Privacy

NIST AI Model Testing: CAISI, Google, Microsoft

Published June 28, 2026 · 10:15 UTC 3 min read

The United States Government's AI Security Center will assess frontier models developed by Google, Microsoft and xAI prior to their deployment to evaluate if the advanced capabilities of those models present any cybersecurity concerns.

This announcement of an assessment process under NIST's newly created Center for AI Standards & Innovation (CAISI), through a "Pre-Deployment Evaluation" process, is the first time the US government has attempted to stay one step ahead of potential security threats resulting from very powerful AI systems.

"The independent, rigorous measurements required to understand the impact of frontier AI on national security is fundamental," said CAISI Director Chris Fall, in a statement. "Our partnership with these industries enables us to perform this work for the benefit of the nation during a particularly important time."

According to NIST, the partnerships will enable both parties to communicate and collaborate about voluntary product enhancements and provide the government with a clear understanding of the capability of each model. Additionally, an interagency task force within CAISI will enable multiple agencies to collectively test these models, some of which may have been tested in classified environments.

Microsoft's Chief Responsible AI Officer Natasha Crampton stated in a LinkedIn post that tech companies cannot complete evaluations related to national security and public safety independently.
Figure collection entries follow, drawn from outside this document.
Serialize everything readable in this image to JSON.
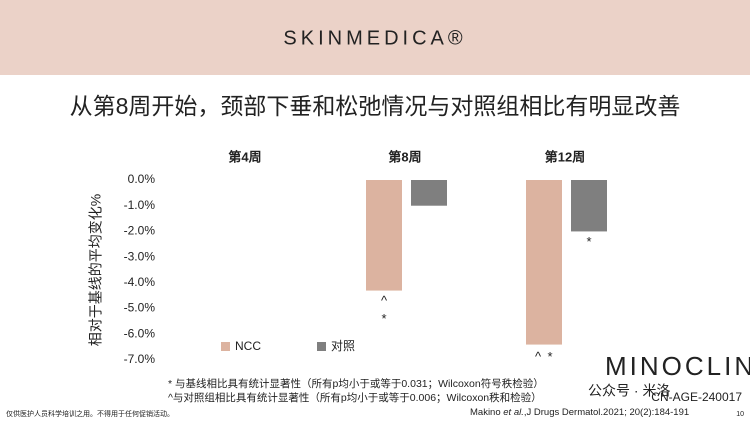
{
  "header": {
    "brand": "SKINMEDICA®"
  },
  "chart_data": {
    "type": "bar",
    "title": "从第8周开始，颈部下垂和松弛情况与对照组相比有明显改善",
    "y_label": "相对于基线的平均变化%",
    "categories": [
      "第4周",
      "第8周",
      "第12周"
    ],
    "series": [
      {
        "name": "NCC",
        "color": "#dcb3a0",
        "values": [
          null,
          -4.3,
          -6.4
        ],
        "significance": [
          null,
          [
            "^",
            "*"
          ],
          [
            "^",
            "*"
          ]
        ]
      },
      {
        "name": "对照",
        "color": "#7f7f7f",
        "values": [
          null,
          -1.0,
          -2.0
        ],
        "significance": [
          null,
          null,
          [
            "*"
          ]
        ]
      }
    ],
    "ylim": [
      -7,
      0
    ],
    "yticks": [
      {
        "value": 0,
        "label": "0.0%"
      },
      {
        "value": -1,
        "label": "-1.0%"
      },
      {
        "value": -2,
        "label": "-2.0%"
      },
      {
        "value": -3,
        "label": "-3.0%"
      },
      {
        "value": -4,
        "label": "-4.0%"
      },
      {
        "value": -5,
        "label": "-5.0%"
      },
      {
        "value": -6,
        "label": "-6.0%"
      },
      {
        "value": -7,
        "label": "-7.0%"
      }
    ],
    "legend": "bottom-left"
  },
  "footnotes": [
    "* 与基线相比具有统计显著性（所有p均小于或等于0.031；Wilcoxon符号秩检验）",
    "^与对照组相比具有统计显著性（所有p均小于或等于0.006；Wilcoxon秩和检验）"
  ],
  "citation": [
    "Makino ",
    "et al.",
    ",J Drugs Dermatol.2021; 20(2):184-191"
  ],
  "code": "CN-AGE-240017",
  "disclaimer": "仅供医护人员科学培训之用。不得用于任何促销活动。",
  "page_number": "10",
  "watermark": [
    "MINOCLINIC",
    "公众号 · 米洛"
  ]
}
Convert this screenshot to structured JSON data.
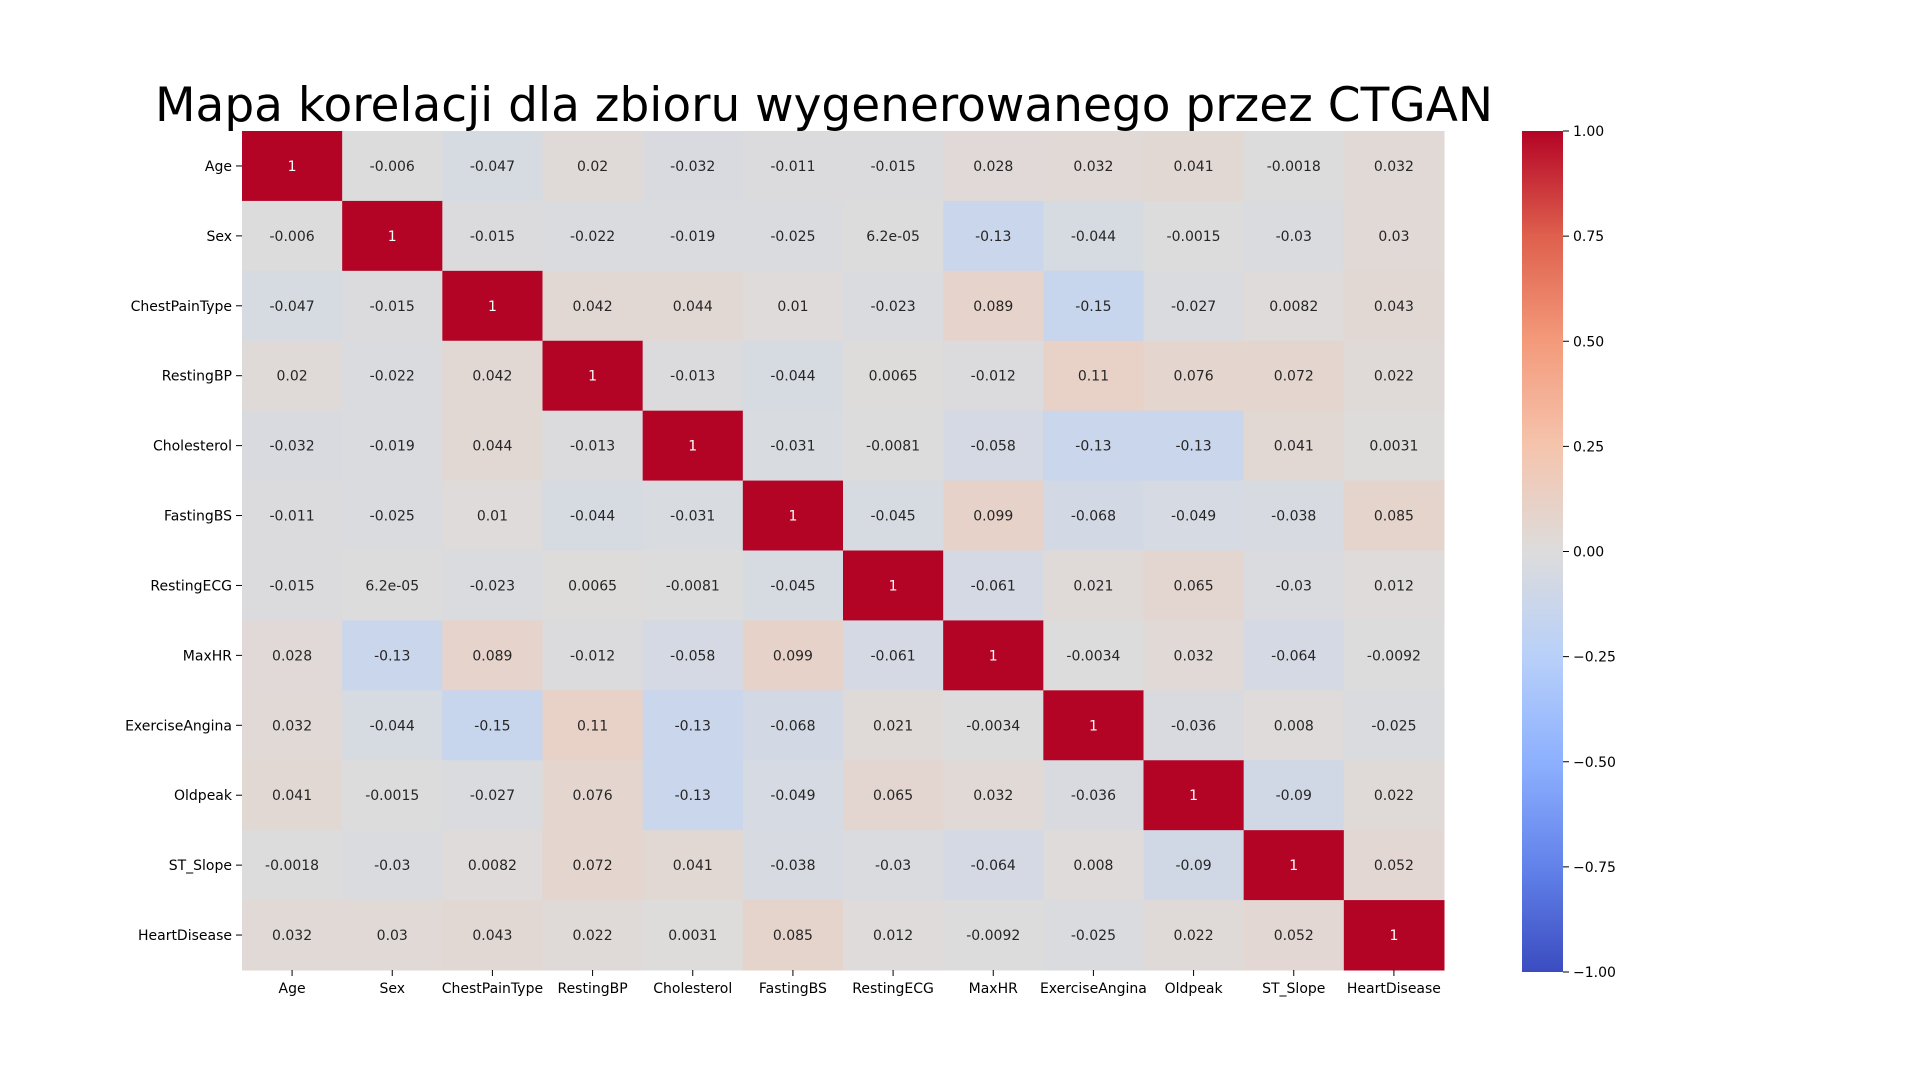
{
  "chart_data": {
    "type": "heatmap",
    "title": "Mapa korelacji dla zbioru wygenerowanego przez CTGAN",
    "colormap": "coolwarm",
    "vmin": -1,
    "vmax": 1,
    "colorbar_ticks": [
      "1.00",
      "0.75",
      "0.50",
      "0.25",
      "0.00",
      "−0.25",
      "−0.50",
      "−0.75",
      "−1.00"
    ],
    "colorbar_tick_values": [
      1.0,
      0.75,
      0.5,
      0.25,
      0.0,
      -0.25,
      -0.5,
      -0.75,
      -1.0
    ],
    "labels": [
      "Age",
      "Sex",
      "ChestPainType",
      "RestingBP",
      "Cholesterol",
      "FastingBS",
      "RestingECG",
      "MaxHR",
      "ExerciseAngina",
      "Oldpeak",
      "ST_Slope",
      "HeartDisease"
    ],
    "matrix": [
      [
        "1",
        "-0.006",
        "-0.047",
        "0.02",
        "-0.032",
        "-0.011",
        "-0.015",
        "0.028",
        "0.032",
        "0.041",
        "-0.0018",
        "0.032"
      ],
      [
        "-0.006",
        "1",
        "-0.015",
        "-0.022",
        "-0.019",
        "-0.025",
        "6.2e-05",
        "-0.13",
        "-0.044",
        "-0.0015",
        "-0.03",
        "0.03"
      ],
      [
        "-0.047",
        "-0.015",
        "1",
        "0.042",
        "0.044",
        "0.01",
        "-0.023",
        "0.089",
        "-0.15",
        "-0.027",
        "0.0082",
        "0.043"
      ],
      [
        "0.02",
        "-0.022",
        "0.042",
        "1",
        "-0.013",
        "-0.044",
        "0.0065",
        "-0.012",
        "0.11",
        "0.076",
        "0.072",
        "0.022"
      ],
      [
        "-0.032",
        "-0.019",
        "0.044",
        "-0.013",
        "1",
        "-0.031",
        "-0.0081",
        "-0.058",
        "-0.13",
        "-0.13",
        "0.041",
        "0.0031"
      ],
      [
        "-0.011",
        "-0.025",
        "0.01",
        "-0.044",
        "-0.031",
        "1",
        "-0.045",
        "0.099",
        "-0.068",
        "-0.049",
        "-0.038",
        "0.085"
      ],
      [
        "-0.015",
        "6.2e-05",
        "-0.023",
        "0.0065",
        "-0.0081",
        "-0.045",
        "1",
        "-0.061",
        "0.021",
        "0.065",
        "-0.03",
        "0.012"
      ],
      [
        "0.028",
        "-0.13",
        "0.089",
        "-0.012",
        "-0.058",
        "0.099",
        "-0.061",
        "1",
        "-0.0034",
        "0.032",
        "-0.064",
        "-0.0092"
      ],
      [
        "0.032",
        "-0.044",
        "-0.15",
        "0.11",
        "-0.13",
        "-0.068",
        "0.021",
        "-0.0034",
        "1",
        "-0.036",
        "0.008",
        "-0.025"
      ],
      [
        "0.041",
        "-0.0015",
        "-0.027",
        "0.076",
        "-0.13",
        "-0.049",
        "0.065",
        "0.032",
        "-0.036",
        "1",
        "-0.09",
        "0.022"
      ],
      [
        "-0.0018",
        "-0.03",
        "0.0082",
        "0.072",
        "0.041",
        "-0.038",
        "-0.03",
        "-0.064",
        "0.008",
        "-0.09",
        "1",
        "0.052"
      ],
      [
        "0.032",
        "0.03",
        "0.043",
        "0.022",
        "0.0031",
        "0.085",
        "0.012",
        "-0.0092",
        "-0.025",
        "0.022",
        "0.052",
        "1"
      ]
    ]
  }
}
"They require collaborative efforts between industry and governments with an extensive technical and security knowledge base," she noted. She added that Microsoft will take learnings from the evaluations "and directly integrate them into our development, testing and deployment of AI, as well as share best practice methods to enhance broader AI testing".
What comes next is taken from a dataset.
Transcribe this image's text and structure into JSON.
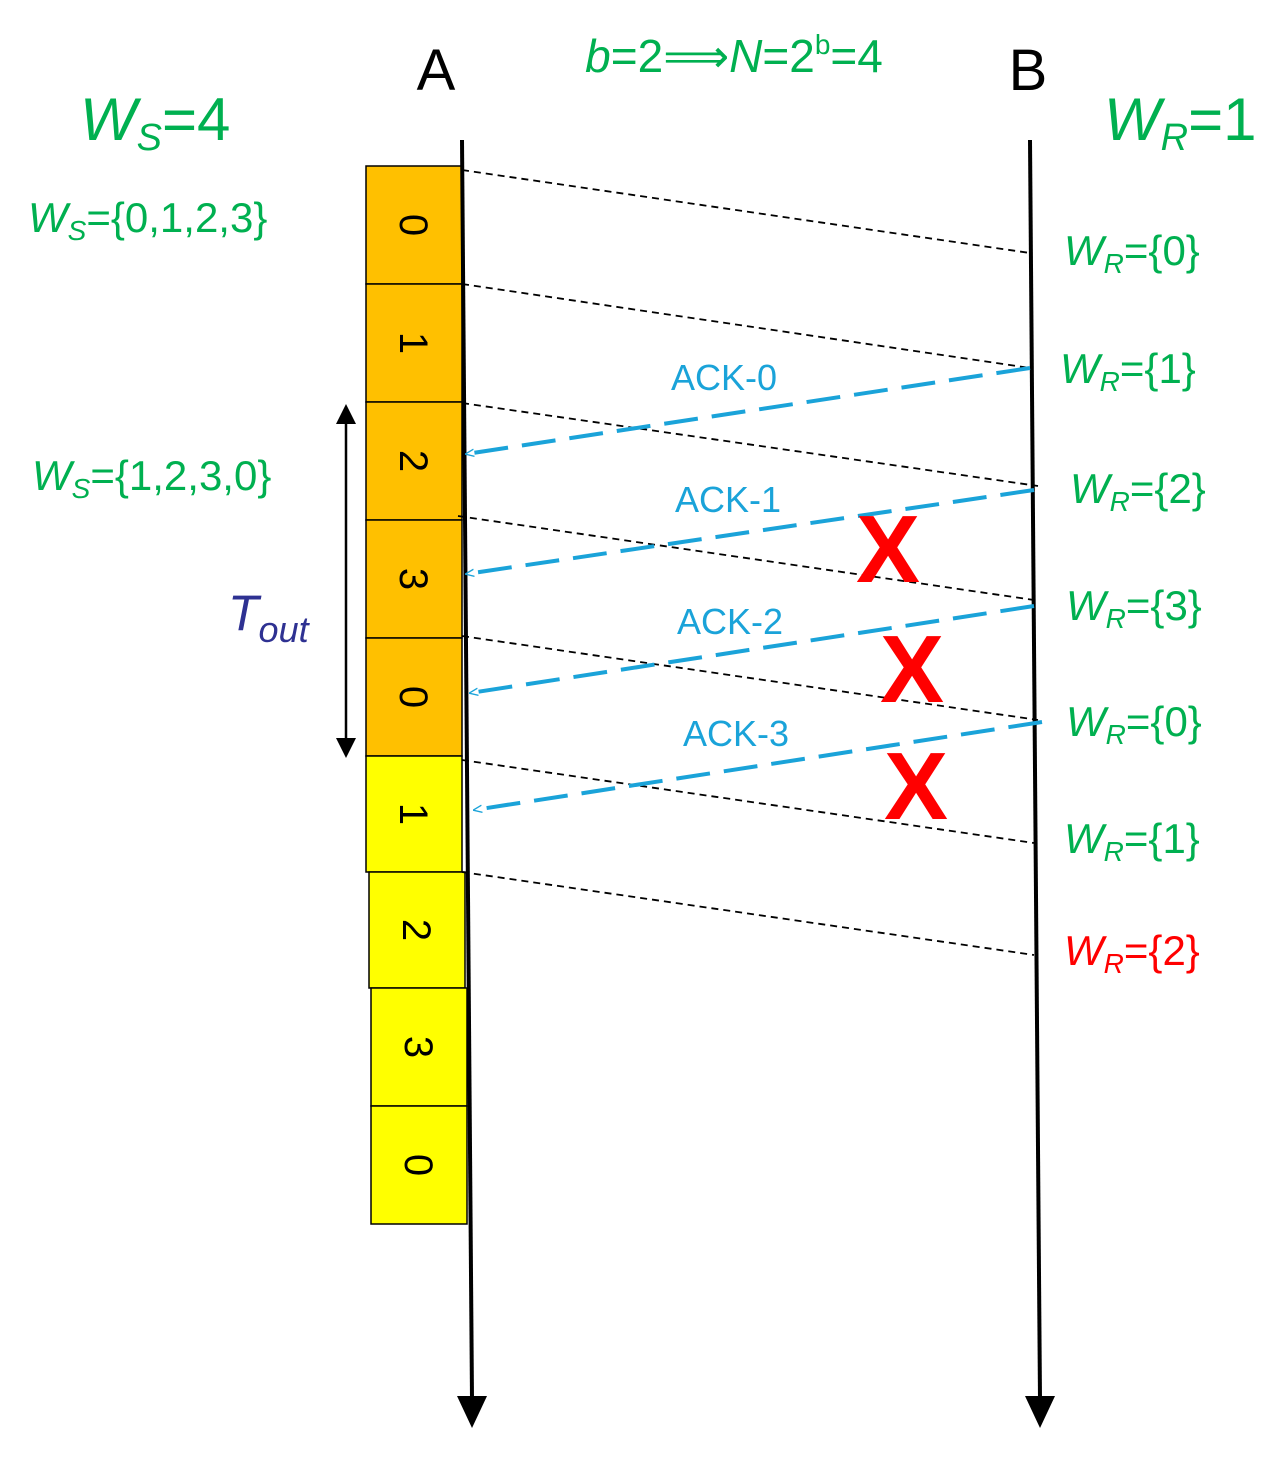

The agreement represents a notable shift back toward previous approaches advocated by the Trump Administration. In fact, the Trump Administration had previously eliminated AI security review measures it deemed too burdensome.
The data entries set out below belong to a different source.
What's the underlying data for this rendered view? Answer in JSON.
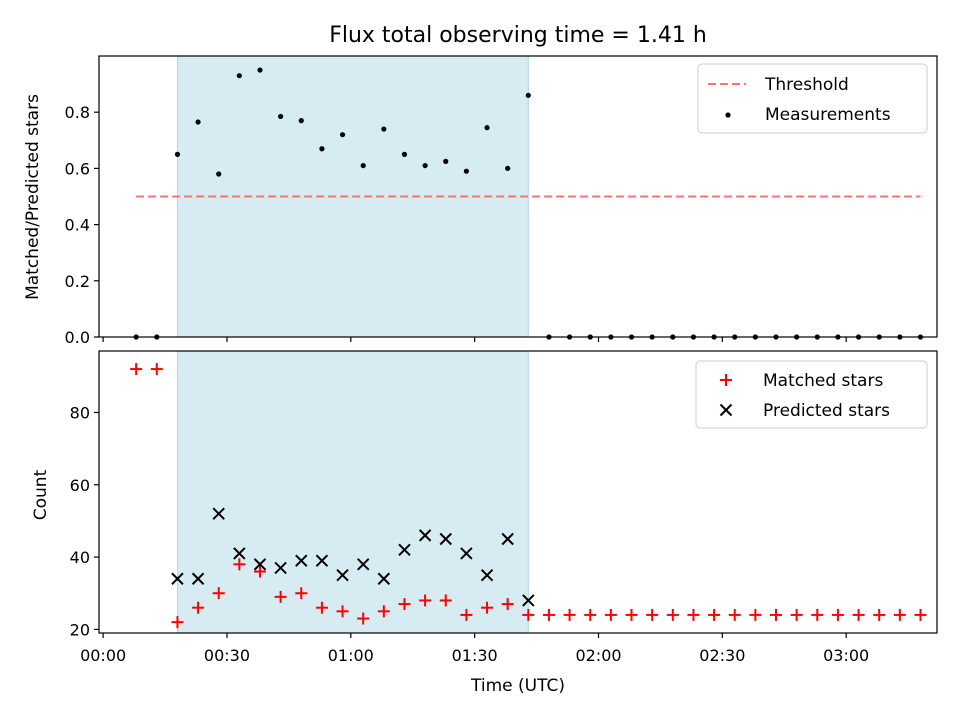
{
  "chart_data": [
    {
      "type": "scatter",
      "title": "Flux total observing time = 1.41 h",
      "ylabel": "Matched/Predicted stars",
      "xlabel": "",
      "xlim": [
        "23:59",
        "03:22"
      ],
      "ylim": [
        0,
        1.0
      ],
      "yticks": [
        0.0,
        0.2,
        0.4,
        0.6,
        0.8
      ],
      "ytick_labels": [
        "0.0",
        "0.2",
        "0.4",
        "0.6",
        "0.8"
      ],
      "grid": false,
      "legend_position": "upper right",
      "shaded_interval": [
        "00:18",
        "01:43"
      ],
      "threshold": {
        "name": "Threshold",
        "value": 0.5,
        "x_range": [
          "00:08",
          "03:18"
        ],
        "color": "#ff7070",
        "style": "dashed"
      },
      "series": [
        {
          "name": "Measurements",
          "marker": "dot",
          "color": "#000000",
          "x": [
            "00:08",
            "00:13",
            "00:18",
            "00:23",
            "00:28",
            "00:33",
            "00:38",
            "00:43",
            "00:48",
            "00:53",
            "00:58",
            "01:03",
            "01:08",
            "01:13",
            "01:18",
            "01:23",
            "01:28",
            "01:33",
            "01:38",
            "01:43",
            "01:48",
            "01:53",
            "01:58",
            "02:03",
            "02:08",
            "02:13",
            "02:18",
            "02:23",
            "02:28",
            "02:33",
            "02:38",
            "02:43",
            "02:48",
            "02:53",
            "02:58",
            "03:03",
            "03:08",
            "03:13",
            "03:18"
          ],
          "y": [
            0,
            0,
            0.65,
            0.765,
            0.58,
            0.93,
            0.95,
            0.785,
            0.77,
            0.67,
            0.72,
            0.61,
            0.74,
            0.65,
            0.61,
            0.625,
            0.59,
            0.745,
            0.6,
            0.86,
            0,
            0,
            0,
            0,
            0,
            0,
            0,
            0,
            0,
            0,
            0,
            0,
            0,
            0,
            0,
            0,
            0,
            0,
            0
          ]
        }
      ]
    },
    {
      "type": "scatter",
      "title": "",
      "xlabel": "Time (UTC)",
      "ylabel": "Count",
      "xlim": [
        "23:59",
        "03:22"
      ],
      "ylim": [
        19,
        97
      ],
      "yticks": [
        20,
        40,
        60,
        80
      ],
      "ytick_labels": [
        "20",
        "40",
        "60",
        "80"
      ],
      "xticks": [
        "00:00",
        "00:30",
        "01:00",
        "01:30",
        "02:00",
        "02:30",
        "03:00"
      ],
      "grid": false,
      "legend_position": "upper right",
      "shaded_interval": [
        "00:18",
        "01:43"
      ],
      "series": [
        {
          "name": "Matched stars",
          "marker": "plus",
          "color": "#ff0000",
          "x": [
            "00:08",
            "00:13",
            "00:18",
            "00:23",
            "00:28",
            "00:33",
            "00:38",
            "00:43",
            "00:48",
            "00:53",
            "00:58",
            "01:03",
            "01:08",
            "01:13",
            "01:18",
            "01:23",
            "01:28",
            "01:33",
            "01:38",
            "01:43",
            "01:48",
            "01:53",
            "01:58",
            "02:03",
            "02:08",
            "02:13",
            "02:18",
            "02:23",
            "02:28",
            "02:33",
            "02:38",
            "02:43",
            "02:48",
            "02:53",
            "02:58",
            "03:03",
            "03:08",
            "03:13",
            "03:18"
          ],
          "y": [
            92,
            92,
            22,
            26,
            30,
            38,
            36,
            29,
            30,
            26,
            25,
            23,
            25,
            27,
            28,
            28,
            24,
            26,
            27,
            24,
            24,
            24,
            24,
            24,
            24,
            24,
            24,
            24,
            24,
            24,
            24,
            24,
            24,
            24,
            24,
            24,
            24,
            24,
            24
          ]
        },
        {
          "name": "Predicted stars",
          "marker": "x",
          "color": "#000000",
          "x": [
            "00:18",
            "00:23",
            "00:28",
            "00:33",
            "00:38",
            "00:43",
            "00:48",
            "00:53",
            "00:58",
            "01:03",
            "01:08",
            "01:13",
            "01:18",
            "01:23",
            "01:28",
            "01:33",
            "01:38",
            "01:43"
          ],
          "y": [
            34,
            34,
            52,
            41,
            38,
            37,
            39,
            39,
            35,
            38,
            34,
            42,
            46,
            45,
            41,
            35,
            45,
            28
          ]
        }
      ]
    }
  ],
  "colors": {
    "shade": "#add8e6",
    "shade_opacity": 0.5,
    "matched": "#ff0000",
    "predicted": "#000000",
    "threshold": "#ff7070"
  }
}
The White House started revisiting its relatively non-regulatory stance on AI after Anthropic announced it would not make its latest model, Claude Opus available for public consumption due to its alarming propensity to identify potentially severe software vulnerabilities. In addition to CAISI's new voluntary evaluation process, the Trump Administration is also exploring implementing mandatory governmental evaluations of every new AI model.

At this point, NIST has provided no guidance regarding the specific testing protocols or standards that CAISI will use to evaluate its pre-deployment candidates. Establishing what constitutes a trusted and safe result may be difficult, based on statements made by Devin Lynch, formerly the director for cyber policy and strategy implementation at the White House Office of the National Cyber Director.

"Certainly, assessments of capability are only as good as the threat models used to create them," Lynch posted on LinkedIn. "Therefore, CAISI will need to clearly define and publish what it is testing for, and not simply who it is testing with." The newly announced plan marks a significant step in government oversight of advanced AI systems.